Он бы и дальше относился к чудачеству пожилого гражданина как к периодической мелкой неприятности, если бы однажды запущенный самолётик не клюнул его своим острым бумажным носиком в щёку.

Настроение у Станислава Геродотовича в тот раз не сложилось. Рабочий день выдался тяжёлым, студенты были как-то уныло нелюбопытны, больные — вязко раздражительны, а главврач придирался больше чем обычно и не по делу. В пакете, после магазина, болтались только коробка молока да коляска кровяной колбасы, а лето клонилось к осени. В общем, происшествие стало последней каплей, переполнившей чашу судьбы.

Станислав Геродотович порывисто поднял самолётик и сердито задрал голову. Из окна ему довольно улыбнулось лицо дедушки — вот у него-то, кажется, настроение было замечательным несоответственно совершённому деянию.

Станислав Геродотович уже хотел было смять изделие и тут же высказать самодеятельному авиаконструктору всё, что о нём думает, но заметил, что беспилотный летательный аппарат несёт на себе какое-то послание.

"Заходите, поболтаем", - прочитал Станислав Геродотович на крыле самолёта, рядом с неброско нарисованной красной звездой. И на другом крыле: "Кв.
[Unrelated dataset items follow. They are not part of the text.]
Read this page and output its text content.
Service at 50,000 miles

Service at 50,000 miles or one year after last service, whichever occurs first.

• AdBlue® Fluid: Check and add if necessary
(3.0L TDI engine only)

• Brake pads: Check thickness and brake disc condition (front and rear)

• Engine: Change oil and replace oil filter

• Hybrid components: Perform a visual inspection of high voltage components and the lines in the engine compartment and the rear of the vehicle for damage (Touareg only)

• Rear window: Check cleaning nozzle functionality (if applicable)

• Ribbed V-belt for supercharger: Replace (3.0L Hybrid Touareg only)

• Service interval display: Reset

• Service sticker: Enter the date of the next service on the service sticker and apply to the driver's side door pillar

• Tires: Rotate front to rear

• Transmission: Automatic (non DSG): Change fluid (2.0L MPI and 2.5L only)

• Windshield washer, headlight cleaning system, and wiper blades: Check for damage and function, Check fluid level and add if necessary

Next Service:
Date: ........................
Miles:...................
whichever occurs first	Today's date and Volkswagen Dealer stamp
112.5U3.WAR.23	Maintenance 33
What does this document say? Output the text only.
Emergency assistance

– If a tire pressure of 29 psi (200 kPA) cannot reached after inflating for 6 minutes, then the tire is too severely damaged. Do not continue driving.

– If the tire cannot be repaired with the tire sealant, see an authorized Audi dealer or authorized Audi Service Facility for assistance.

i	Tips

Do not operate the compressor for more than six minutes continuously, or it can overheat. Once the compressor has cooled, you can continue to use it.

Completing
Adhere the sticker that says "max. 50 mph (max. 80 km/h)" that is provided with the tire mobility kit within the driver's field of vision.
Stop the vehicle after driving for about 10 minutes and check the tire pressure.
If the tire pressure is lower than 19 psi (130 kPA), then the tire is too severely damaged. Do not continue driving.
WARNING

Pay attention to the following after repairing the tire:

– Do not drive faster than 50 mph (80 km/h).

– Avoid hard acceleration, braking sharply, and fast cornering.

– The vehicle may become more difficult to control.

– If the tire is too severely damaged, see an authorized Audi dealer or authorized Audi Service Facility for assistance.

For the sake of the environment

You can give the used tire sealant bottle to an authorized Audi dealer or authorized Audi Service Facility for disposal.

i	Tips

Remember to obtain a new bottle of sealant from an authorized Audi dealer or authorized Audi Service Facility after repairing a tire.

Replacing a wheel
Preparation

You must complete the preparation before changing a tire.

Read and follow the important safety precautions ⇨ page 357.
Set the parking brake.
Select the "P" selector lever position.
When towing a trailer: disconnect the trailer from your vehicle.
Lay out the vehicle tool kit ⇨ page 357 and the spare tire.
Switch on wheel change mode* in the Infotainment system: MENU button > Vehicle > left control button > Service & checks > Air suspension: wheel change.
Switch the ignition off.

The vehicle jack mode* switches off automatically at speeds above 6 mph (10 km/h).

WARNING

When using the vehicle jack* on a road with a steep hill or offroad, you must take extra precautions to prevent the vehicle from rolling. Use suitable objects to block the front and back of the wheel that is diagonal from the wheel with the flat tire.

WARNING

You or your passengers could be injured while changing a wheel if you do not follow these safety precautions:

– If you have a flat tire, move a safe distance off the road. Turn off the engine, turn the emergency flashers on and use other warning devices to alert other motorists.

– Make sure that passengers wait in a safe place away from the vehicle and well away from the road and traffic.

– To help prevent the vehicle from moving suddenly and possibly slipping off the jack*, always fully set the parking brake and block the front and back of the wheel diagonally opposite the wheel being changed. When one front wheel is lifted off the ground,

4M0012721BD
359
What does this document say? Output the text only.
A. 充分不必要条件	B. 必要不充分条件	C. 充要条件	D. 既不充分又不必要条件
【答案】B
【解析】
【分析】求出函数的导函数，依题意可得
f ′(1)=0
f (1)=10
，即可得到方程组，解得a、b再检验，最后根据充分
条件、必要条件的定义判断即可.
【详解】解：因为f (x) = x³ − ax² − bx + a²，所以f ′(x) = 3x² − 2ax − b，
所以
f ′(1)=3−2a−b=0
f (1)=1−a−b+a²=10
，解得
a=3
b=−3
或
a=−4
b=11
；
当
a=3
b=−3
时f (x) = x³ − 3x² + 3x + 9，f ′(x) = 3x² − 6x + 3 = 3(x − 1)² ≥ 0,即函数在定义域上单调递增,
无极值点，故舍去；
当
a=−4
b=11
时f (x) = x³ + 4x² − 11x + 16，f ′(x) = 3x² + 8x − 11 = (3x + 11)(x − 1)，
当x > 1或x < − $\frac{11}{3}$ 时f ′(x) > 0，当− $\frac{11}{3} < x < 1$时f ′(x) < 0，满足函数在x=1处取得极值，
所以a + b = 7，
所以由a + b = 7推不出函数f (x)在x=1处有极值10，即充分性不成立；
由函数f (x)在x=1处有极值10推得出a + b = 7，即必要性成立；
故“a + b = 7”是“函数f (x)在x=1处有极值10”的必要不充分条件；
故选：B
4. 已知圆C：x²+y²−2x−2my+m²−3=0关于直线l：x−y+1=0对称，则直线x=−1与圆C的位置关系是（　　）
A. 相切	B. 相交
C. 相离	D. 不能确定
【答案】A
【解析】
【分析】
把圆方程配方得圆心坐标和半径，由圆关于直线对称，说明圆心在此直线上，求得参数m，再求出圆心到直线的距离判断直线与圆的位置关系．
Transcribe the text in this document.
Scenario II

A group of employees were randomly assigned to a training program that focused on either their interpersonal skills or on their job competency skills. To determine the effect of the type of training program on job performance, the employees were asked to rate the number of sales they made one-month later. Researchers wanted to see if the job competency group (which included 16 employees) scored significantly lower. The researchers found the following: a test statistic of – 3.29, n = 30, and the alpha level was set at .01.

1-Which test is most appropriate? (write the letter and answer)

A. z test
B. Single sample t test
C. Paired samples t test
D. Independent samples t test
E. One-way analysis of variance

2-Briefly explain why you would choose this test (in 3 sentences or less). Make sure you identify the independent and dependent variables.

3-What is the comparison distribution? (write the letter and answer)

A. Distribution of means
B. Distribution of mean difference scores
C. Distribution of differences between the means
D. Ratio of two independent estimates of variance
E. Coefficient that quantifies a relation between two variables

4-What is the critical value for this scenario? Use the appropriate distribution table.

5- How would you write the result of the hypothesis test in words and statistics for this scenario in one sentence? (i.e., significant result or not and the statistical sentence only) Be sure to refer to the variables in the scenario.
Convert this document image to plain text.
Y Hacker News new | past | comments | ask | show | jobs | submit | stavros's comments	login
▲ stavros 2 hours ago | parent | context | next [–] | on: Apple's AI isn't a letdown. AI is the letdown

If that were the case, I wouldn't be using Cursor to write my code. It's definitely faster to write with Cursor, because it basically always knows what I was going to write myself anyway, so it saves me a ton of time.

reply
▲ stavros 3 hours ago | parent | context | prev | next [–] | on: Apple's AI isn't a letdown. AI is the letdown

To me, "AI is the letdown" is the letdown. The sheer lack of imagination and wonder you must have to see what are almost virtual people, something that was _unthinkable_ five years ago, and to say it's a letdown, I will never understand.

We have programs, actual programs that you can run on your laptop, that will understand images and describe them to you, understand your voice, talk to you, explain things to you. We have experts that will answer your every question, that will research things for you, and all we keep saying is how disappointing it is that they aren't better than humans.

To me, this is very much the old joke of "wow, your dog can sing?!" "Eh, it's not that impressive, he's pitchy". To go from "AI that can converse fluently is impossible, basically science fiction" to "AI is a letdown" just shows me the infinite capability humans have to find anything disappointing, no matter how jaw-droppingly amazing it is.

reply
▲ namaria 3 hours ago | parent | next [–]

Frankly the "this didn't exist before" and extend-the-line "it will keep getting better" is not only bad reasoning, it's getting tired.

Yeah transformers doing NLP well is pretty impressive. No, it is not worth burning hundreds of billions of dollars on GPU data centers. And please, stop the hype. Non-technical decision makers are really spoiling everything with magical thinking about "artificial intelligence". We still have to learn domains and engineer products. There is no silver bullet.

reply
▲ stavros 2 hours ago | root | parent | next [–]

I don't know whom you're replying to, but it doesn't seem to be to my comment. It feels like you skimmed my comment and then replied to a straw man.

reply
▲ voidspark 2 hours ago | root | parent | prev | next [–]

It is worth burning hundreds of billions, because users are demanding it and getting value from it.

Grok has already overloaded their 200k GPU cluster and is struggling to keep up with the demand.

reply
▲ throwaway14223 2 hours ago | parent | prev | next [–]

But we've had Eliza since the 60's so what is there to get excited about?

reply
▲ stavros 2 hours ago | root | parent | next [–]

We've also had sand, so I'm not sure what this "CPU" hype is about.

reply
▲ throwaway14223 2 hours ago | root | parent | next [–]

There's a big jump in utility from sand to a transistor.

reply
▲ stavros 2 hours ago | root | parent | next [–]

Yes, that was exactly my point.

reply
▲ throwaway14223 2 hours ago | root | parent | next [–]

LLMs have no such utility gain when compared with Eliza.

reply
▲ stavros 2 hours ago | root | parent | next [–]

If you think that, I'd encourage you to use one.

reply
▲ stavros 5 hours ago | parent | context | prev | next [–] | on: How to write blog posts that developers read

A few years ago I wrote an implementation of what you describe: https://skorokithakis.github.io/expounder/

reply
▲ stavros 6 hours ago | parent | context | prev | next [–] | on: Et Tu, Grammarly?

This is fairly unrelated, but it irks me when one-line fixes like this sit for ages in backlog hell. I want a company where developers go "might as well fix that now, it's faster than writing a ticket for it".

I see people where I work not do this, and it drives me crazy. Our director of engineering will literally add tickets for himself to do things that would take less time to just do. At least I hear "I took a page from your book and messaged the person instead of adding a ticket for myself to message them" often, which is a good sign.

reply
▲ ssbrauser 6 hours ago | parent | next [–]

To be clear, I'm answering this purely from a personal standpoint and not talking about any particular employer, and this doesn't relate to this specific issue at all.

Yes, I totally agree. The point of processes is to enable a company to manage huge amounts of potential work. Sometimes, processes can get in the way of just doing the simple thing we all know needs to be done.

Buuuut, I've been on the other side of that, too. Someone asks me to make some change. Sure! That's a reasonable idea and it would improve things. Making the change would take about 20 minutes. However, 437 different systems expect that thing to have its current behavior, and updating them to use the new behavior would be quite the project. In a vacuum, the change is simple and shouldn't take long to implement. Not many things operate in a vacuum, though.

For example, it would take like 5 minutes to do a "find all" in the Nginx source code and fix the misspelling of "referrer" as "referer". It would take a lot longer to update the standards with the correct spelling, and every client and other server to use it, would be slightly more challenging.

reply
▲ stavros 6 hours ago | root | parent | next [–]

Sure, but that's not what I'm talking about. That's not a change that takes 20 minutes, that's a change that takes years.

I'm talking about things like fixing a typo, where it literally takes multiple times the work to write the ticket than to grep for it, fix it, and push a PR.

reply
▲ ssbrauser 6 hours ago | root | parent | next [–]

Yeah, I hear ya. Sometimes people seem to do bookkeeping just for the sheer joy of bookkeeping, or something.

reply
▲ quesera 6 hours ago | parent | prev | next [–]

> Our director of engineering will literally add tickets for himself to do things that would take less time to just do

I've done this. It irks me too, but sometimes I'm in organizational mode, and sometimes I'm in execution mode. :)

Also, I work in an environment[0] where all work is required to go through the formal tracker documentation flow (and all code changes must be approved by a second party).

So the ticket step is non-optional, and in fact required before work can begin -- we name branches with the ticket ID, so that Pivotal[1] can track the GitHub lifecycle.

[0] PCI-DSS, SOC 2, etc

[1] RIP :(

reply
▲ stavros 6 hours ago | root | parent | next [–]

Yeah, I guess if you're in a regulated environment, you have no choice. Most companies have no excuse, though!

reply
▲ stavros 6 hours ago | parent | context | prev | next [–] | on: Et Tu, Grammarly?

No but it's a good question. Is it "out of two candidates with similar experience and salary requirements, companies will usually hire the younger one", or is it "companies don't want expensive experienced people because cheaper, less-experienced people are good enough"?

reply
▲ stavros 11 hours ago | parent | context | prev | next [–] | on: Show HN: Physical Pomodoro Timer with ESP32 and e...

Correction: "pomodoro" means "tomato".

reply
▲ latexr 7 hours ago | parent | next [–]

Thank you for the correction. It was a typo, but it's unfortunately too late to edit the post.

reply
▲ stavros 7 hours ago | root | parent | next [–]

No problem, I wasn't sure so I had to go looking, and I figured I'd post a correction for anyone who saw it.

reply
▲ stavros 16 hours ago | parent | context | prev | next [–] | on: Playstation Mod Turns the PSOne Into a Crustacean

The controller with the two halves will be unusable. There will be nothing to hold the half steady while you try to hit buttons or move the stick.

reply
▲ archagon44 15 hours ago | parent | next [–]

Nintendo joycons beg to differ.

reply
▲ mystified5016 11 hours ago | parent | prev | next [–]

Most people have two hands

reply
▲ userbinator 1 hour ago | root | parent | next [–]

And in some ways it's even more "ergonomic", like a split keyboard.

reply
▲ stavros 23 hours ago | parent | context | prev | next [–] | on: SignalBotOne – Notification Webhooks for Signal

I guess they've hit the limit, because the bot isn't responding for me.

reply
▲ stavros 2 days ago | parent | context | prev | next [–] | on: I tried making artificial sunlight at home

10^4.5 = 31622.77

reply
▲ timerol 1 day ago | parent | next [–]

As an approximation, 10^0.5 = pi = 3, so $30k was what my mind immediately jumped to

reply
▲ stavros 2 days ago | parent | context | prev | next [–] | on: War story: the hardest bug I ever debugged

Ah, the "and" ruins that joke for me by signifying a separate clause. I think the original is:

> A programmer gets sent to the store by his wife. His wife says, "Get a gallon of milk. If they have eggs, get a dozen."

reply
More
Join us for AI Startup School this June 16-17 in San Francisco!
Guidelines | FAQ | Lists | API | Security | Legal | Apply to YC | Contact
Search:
N12".

Ну что ж... Очень кстати.

Если бы это воздушное судно несло на своих крылах призыв о помощи ("Помогите! Меня захватили в заложники!" или "Пожалуйста, вызовите скорую!"), Станислав Геродотович понял бы и простил и немедленно отправился бы на помощь. Но панибратского "Заходите, поболтаем"... Ну уж нет!

Он бросил самолётик в урну и быстро поднялся по лестнице тихого, пропахшего пылью и жареным луком, подъезда, попутно подбирая слова и аргументы, коими намеревался пригвоздить не по возрасту хулиганистого дедушку.

В кнопку звонка он вложил всю свою решимость, так что электрическая канарейка долго не могла успокоиться и оглашала прихожую заполошными трелями.

- Оставьте птицу в покое и входите, - услышал он голос старичка. - Дверь не заперта.

Голос был высокий, с добродушной скрипучестью.

В прихожей и в единственной комнате густо пахло валерианой, одинокой старостью и тишиной. Старичок сидел, как и ожидалось, у окна, за столом, и радостно смотрел навстречу гостю.

- Вот и славно, - сказал он, жестом приглашая Станислава Геродотовича проходить и садиться.

Был он на вид очень старенький, сухонький, с мелкими и какими-то неразборчивыми чертами лица. И только глаза его постреливали молодым и острым взглядом из-под седых тонких бровей.

- Что же это вы, милейший, - начал Станислав Геродотович прямо из прихожей и не последовав приглашению. - Что же это вы себе позволяете!

- Ой, да чего только себе, любимому, не позволишь, - улыбнулся хозяин. - Да вы пройдите, сядьте. Можете не разуваться, если за носки беспокоитесь.

Станислав Геродотович опешил и даже задумался на несколько мгновений: беспокоится ли он за свои носки. По всему выходило, что носки у него свежие, без дырок, вроде. И пол в комнате хоть, видно, и давно уже был крашен, однако — чист.

Он небрежно сбросил туфли, повесил на крючок свой пакет, проследовал в комнату, и уселся напротив хозяина.

- Я по поводу... - начал было он, но дедушка, видимо, имел неприятную привычку перебивать и не давать собеседнику высказать накопившееся.

- Вот и вы — по-поводу, - быстро вставил он.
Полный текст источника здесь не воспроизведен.